Appeal by the defendant from a judgment of the County Court, Nassau County (LaPera, J.), rendered January 18, 2002, convicting him of attempted robbery in the first degree, assault in the second degree (two counts), and criminal possession of a weapon in the third degree, upon a jury verdict, and imposing sentence. The appeal brings up for review the denial, after a hearing, of that branch of the defendant’s omnibus motion which was to suppress his statements to the police.
Ordered that the judgment is affirmed.
The suppression court properly found that the defendant’s post-arrest statements to the police were voluntary or spontane*645ous, and accordingly, admissible at trial (see People v Rivers, 56 NY2d 476, 479 [1982]; cf. People v Grimaldi, 52 NY2d 611, 617 [1981]; People v Maerling, 46 NY2d 289, 303 [1978]; People v Edwards, 296 AD2d 555 [2002]; People v McKenzie, 273 AD2d 255 [2000]).

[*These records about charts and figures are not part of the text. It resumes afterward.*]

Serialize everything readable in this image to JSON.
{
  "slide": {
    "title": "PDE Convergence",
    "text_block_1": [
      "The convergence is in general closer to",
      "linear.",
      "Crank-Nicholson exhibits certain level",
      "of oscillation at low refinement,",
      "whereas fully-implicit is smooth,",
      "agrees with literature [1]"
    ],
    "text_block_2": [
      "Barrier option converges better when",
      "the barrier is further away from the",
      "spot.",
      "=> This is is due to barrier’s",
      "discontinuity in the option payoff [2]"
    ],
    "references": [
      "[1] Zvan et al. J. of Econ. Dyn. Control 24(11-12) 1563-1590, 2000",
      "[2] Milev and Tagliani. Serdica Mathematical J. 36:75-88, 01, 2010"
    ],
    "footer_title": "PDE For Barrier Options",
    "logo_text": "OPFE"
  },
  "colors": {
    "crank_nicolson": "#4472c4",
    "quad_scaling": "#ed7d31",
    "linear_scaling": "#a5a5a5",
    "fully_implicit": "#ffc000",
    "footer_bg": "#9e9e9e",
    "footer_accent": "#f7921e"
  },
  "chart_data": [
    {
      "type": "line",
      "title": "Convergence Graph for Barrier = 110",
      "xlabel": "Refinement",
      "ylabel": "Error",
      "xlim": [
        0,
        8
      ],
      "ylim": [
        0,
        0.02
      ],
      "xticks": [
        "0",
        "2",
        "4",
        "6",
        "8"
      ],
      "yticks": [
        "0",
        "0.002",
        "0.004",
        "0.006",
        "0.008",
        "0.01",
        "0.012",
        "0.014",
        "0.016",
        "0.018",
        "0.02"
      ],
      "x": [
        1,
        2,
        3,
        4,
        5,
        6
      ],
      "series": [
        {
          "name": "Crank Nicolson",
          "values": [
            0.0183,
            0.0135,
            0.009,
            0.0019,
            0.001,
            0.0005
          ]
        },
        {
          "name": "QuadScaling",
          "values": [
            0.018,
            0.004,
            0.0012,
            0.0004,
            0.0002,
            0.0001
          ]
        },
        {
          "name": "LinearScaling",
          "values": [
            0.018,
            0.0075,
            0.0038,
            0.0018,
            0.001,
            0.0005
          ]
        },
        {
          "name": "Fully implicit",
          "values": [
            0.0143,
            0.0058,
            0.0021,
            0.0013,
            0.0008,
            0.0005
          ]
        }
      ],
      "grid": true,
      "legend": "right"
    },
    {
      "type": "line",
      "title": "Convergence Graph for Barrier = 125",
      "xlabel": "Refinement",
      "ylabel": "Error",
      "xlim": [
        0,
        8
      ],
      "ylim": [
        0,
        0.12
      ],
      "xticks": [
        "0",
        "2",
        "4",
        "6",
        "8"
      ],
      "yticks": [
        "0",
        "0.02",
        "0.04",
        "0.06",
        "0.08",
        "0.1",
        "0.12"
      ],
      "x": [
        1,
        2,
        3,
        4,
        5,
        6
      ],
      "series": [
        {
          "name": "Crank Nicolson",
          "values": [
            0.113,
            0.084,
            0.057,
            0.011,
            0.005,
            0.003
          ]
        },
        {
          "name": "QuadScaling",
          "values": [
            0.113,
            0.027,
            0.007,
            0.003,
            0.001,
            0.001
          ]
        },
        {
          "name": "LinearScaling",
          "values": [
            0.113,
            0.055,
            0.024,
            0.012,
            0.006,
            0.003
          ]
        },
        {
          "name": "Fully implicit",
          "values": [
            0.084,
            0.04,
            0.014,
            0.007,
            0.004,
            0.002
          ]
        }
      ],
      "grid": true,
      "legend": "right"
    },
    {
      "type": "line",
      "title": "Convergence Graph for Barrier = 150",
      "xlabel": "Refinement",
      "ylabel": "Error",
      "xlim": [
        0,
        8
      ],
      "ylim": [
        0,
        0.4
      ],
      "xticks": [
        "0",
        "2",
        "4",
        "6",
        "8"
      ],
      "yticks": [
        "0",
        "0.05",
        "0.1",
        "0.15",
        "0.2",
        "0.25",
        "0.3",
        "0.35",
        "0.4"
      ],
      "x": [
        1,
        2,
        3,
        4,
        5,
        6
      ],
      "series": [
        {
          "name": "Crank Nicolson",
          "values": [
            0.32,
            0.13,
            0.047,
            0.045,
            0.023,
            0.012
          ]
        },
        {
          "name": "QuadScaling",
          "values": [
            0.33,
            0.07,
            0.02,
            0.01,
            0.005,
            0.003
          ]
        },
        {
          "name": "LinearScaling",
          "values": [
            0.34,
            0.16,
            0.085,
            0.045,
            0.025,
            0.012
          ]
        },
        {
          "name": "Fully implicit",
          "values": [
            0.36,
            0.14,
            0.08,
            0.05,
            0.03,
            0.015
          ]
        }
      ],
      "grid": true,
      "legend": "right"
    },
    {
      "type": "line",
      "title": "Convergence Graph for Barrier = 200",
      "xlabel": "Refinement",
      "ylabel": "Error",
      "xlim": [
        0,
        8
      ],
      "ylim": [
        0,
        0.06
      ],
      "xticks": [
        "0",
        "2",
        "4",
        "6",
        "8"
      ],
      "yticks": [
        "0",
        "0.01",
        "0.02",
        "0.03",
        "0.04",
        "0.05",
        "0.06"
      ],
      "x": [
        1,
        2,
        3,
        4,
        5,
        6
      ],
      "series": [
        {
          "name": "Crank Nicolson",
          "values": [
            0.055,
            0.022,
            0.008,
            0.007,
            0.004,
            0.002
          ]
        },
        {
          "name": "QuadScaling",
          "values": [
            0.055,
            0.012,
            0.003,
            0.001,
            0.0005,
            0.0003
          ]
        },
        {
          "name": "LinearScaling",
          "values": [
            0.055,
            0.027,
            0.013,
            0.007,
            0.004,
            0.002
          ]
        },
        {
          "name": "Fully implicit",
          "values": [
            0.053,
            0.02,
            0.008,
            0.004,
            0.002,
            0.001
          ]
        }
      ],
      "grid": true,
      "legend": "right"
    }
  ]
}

The defendant failed to preserve for appellate review his contention that the County Court should have charged the jury with respect to the voluntariness of these post-arrest statements. He neither made such request to charge nor objected to the charge as given (see People v Cerrato, 24 NY2d 1, 10 [1969], cert denied 397 US 940 [1970]; People v Cefaro, 23 NY2d 283, 288-289 [1968]; People v Estela, 177 AD2d 646, 647 [1991]). In any event, since the defendant failed to elicit any evidence of coercion, the County Court’s failure to charge the jury with regard to the voluntariness of his statements to the police following his arrest was not reversible error (see CPL 60.45; People v Cefaro, supra at 287; People v Murray, 130 AD2d 773, 775 [1987]; People v Faber, 83 AD2d 883, 884 [1981]).
The County Court properly considered the defendant’s criminal record, including his conviction of a prior violent felony offense, in imposing sentence (see Penal Law § 70.04 [3]).
The defendant’s remaining contentions are without merit. H. Miller, J.P., Crane, Spolzino and Skelos, JJ., concur.